The permission define this area's permission, R/W/X/U.
Frames store the physical frames used in this area. And this frames will deallocate and free automatically when drop the MapArea instance because we implement the drop Traits for PhysFrame struct.
Shared store the virtual page which belongs to several process. When fork a process, the father process will share its user memory space with children, these pages will be marked as shared, also, the permission will set to can't write. If process want to write data into these pages, will trigger copy-on-write mechanism. Kernel will allocate a brand new page and recycle the old page. The copy-on-write mechanism can save the memory usage.
Its key member function is:
- fork: Duplicate itself, create a same MapArea instance, and add the duplication into the new process memory manager. For saving memory usage, we won't create new pages in fork. We share pages with children process.
- map: Allocate physical frame and create pte (page table entry) for every single virtual pages.
- cow: copy-on-write, map a brand new page if process want to write data into shared pages.
Each memory manager contains a page table manager, which responsible for add and delete pte (page table entry).
The page table manager's struct show as below
pub struct PageTable {
// level-1 page table memory address
root: PhysPage,
// Physical frame which store the page tables
frames: Vec<PhysFrame>,
index: usize,
}
The frames are stored in here, and will be deallocated and free automatically when drop the page table instance, always occur when kernel recycle a process resources.
The key member function of page table is:
- find_pte: Use to find the pte pointer by virtual memory (actually, virtual memory is a index)
- map: Generate a pte and set it in page table
- unmap: Delete a virtual page's pte in page table
We can conveniently add and delete pte in page tables by page table manager.
The memory manager modules contains two types of allocator.
- Physical frame allocator: This is a global physical memory frame allocator.
- Buddy Allocator: Each memory manager contains a buddy allocator for dynamic memory allocation
Use a very simple allocate strategy. First, we define a continuous physical memory area, and allocate frame one by one in order.
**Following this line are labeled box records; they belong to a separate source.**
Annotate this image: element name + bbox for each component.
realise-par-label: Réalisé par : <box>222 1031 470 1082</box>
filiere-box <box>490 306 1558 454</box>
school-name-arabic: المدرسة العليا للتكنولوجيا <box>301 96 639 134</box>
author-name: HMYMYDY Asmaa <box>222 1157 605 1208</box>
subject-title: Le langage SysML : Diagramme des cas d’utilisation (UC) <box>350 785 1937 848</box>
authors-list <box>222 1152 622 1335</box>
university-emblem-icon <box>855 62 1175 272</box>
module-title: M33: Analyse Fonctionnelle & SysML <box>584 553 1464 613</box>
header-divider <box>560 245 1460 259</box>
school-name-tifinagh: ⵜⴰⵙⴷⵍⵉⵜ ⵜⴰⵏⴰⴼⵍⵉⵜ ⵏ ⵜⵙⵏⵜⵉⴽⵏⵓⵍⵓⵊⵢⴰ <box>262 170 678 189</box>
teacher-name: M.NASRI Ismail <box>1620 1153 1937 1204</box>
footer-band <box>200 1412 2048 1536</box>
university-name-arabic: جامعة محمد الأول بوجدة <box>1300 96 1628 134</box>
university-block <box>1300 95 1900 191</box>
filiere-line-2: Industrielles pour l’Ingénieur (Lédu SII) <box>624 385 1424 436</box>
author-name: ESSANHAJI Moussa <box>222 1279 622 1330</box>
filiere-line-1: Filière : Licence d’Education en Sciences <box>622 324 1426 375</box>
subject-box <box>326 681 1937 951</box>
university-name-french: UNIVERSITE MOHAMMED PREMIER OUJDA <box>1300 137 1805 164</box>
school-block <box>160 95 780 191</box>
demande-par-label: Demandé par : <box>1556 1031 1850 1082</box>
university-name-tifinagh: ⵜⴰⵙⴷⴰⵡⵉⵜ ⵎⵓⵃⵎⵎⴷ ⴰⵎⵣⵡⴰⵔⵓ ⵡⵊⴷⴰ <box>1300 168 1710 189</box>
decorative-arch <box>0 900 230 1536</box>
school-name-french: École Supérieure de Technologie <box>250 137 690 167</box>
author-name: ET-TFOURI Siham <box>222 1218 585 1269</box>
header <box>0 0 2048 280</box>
If the area start address equals to end address, we will find if there are recycled frame.
When the physframe dropped, the dealloc function will be triggered and add the frame into recycled vector.
The buddy allocator is used for dynamic memory allocation, use buddy allocation strategy.
I think the kernel memory manager function is the most complex and difficult module in Forfun OS, I have spent the most time on it.
But Forfun OS seems like a real kernel after completing these functions, so the effort is worth it.
This page just introduce the implementation of memory manage function in Forfun OS, you can take it as a example, but you still need to learn the basic knowledge about memory and page table.